Would you say that, if going down the route of checking whether the subprocess has ended, it’s sufficient just to do something like the following ()

while True:
    try:
        result = q.get(block=False)
        # do something with result
    except Empty:
        if p.is_alive():
            sleep(1)
            continue
        p.join()
        break

Another issue I encountered was that it wasn’t possible to simply run the four subprocesses and let them build the queue, and then continue with the main routine - calls to .join() would always hang.

Based on what I’ve read online, I’m making the assumption that this is because the pipe/buffer the OS uses to share the queue between the subprocess and the main process reaches it’s full capacity, causing the subprocess to hang until some buffer space is freed by the main .get()ing items from the queue.

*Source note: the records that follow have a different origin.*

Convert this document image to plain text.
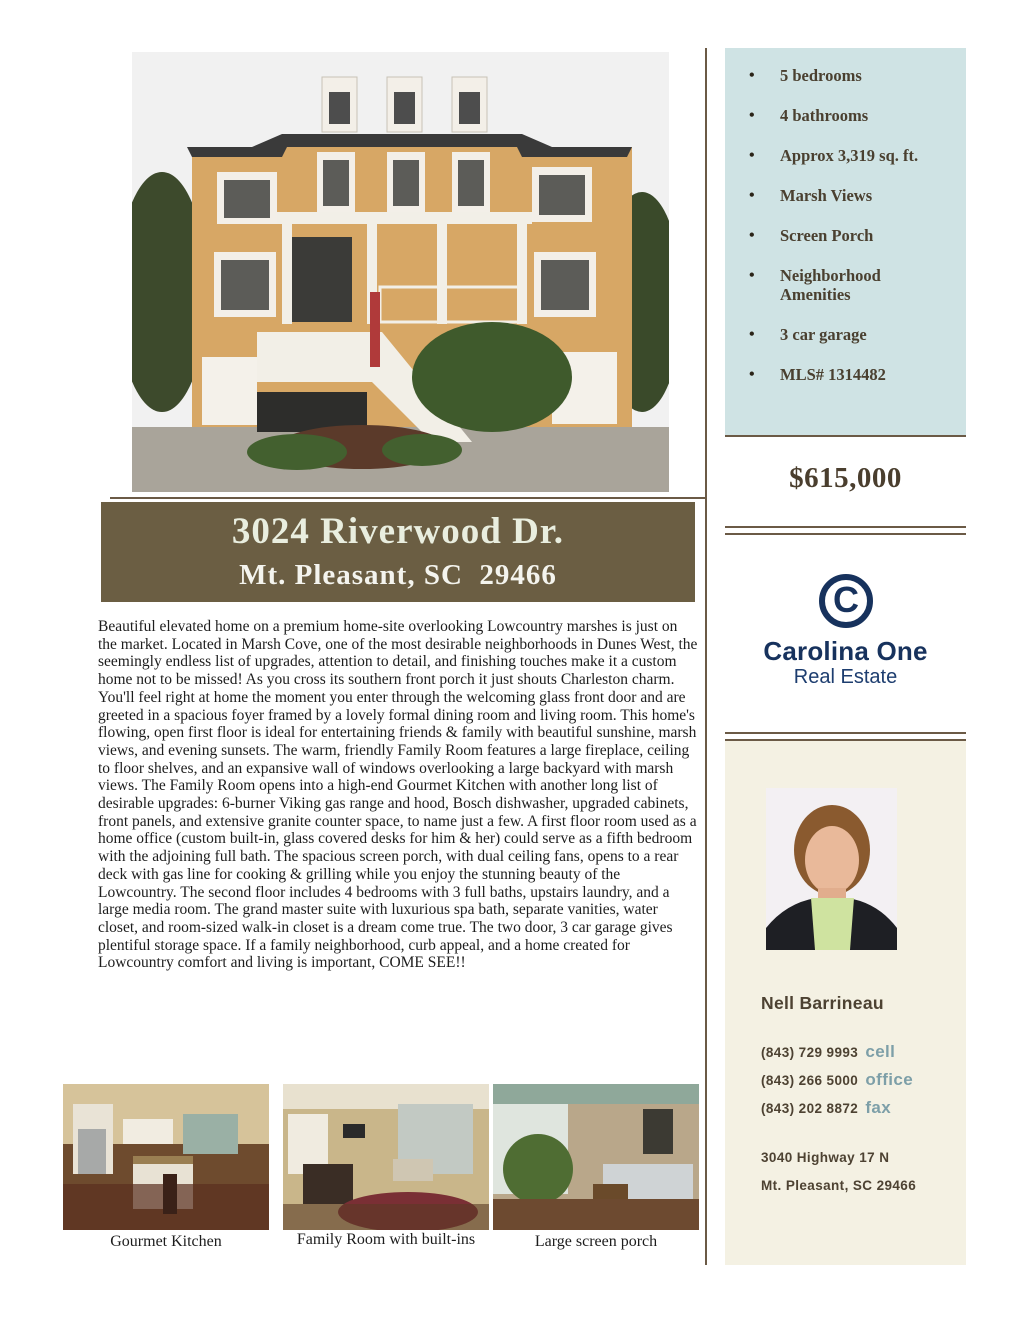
3024 Riverwood Dr.
Mt. Pleasant, SC  29466
Beautiful elevated home on a premium home-site overlooking Lowcountry marshes is just on the market. Located in Marsh Cove, one of the most desirable neighborhoods in Dunes West, the seemingly endless list of upgrades, attention to detail, and finishing touches make it a custom home not to be missed! As you cross its southern front porch it just shouts Charleston charm. You'll feel right at home the moment you enter through the welcoming glass front door and are greeted in a spacious foyer framed by a lovely formal dining room and living room. This home's flowing, open first floor is ideal for entertaining friends & family with beautiful sunshine, marsh views, and evening sunsets. The warm, friendly Family Room features a large fireplace, ceiling to floor shelves, and an expansive wall of windows overlooking a large backyard with marsh views. The Family Room opens into a high-end Gourmet Kitchen with another long list of desirable upgrades: 6-burner Viking gas range and hood, Bosch dishwasher, upgraded cabinets, front panels, and extensive granite counter space, to name just a few. A first floor room used as a home office (custom built-in, glass covered desks for him & her) could serve as a fifth bedroom with the adjoining full bath. The spacious screen porch, with dual ceiling fans, opens to a rear deck with gas line for cooking & grilling while you enjoy the stunning beauty of the Lowcountry. The second floor includes 4 bedrooms with 3 full baths, upstairs laundry, and a large media room. The grand master suite with luxurious spa bath, separate vanities, water closet, and room-sized walk-in closet is a dream come true. The two door, 3 car garage gives plentiful storage space. If a family neighborhood, curb appeal, and a home created for Lowcountry comfort and living is important, COME SEE!!
Gourmet Kitchen	Family Room with built-ins	Large screen porch
• 5 bedrooms
• 4 bathrooms
• Approx 3,319 sq. ft.
• Marsh Views
• Screen Porch
• Neighborhood Amenities
• 3 car garage
• MLS# 1314482
$615,000
C
Carolina One
Real Estate
Nell Barrineau
(843) 729 9993 cell
(843) 266 5000 office
(843) 202 8872 fax
3040 Highway 17 N
Mt. Pleasant, SC 29466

So it seems essential that if the subprocess is able to fill the buffer, the code is written in a way that allows the main routine to relieve the queue of it’s contents as it is filled

Here is one possible way to handle this.

You could assign an id to each process, can just be an int you increment for each process.
Keep all the processes in a dict using the id as the key.
Pass the id to each process you start.
Pass back the a tuple of (id, result)

Now you can find the process to join after reading the tuple from the queue.

1 Like

Yep. You may want to have each process incorporate its process ID in the sentinel, and then as soon as you find a sentinel, you join() that process; otherwise, your given structure is fine. I’d make a small inversion though:

for p in procs:
    p.start()

running = len(procs)
while running:
    result = queue.get()
    if result == None:
        running -= 1
        continue
    # do something with result here

for p in procs:
    p.join()

as this can be easily adjusted if you add more processes dynamically, or anything like that. But yes, this is an excellent design.

Bingo. The queue becomes full, so the subprocesses wait for you. You’ll need to process data concurrently.

This sounds like you’re using subprocesses as workers, giving them jobs and getting back results. If so, you could probably do the same management more conveniently using multiprocessing.Pool (or concurrent.futures.ProcessPoolExecutor) to manage the queues and processes. Fundamentally equivalent, but easier to wrap up.

1 Like

Your operating system already does this :slight_smile: The multiprocessing.Process object has a pid attribute.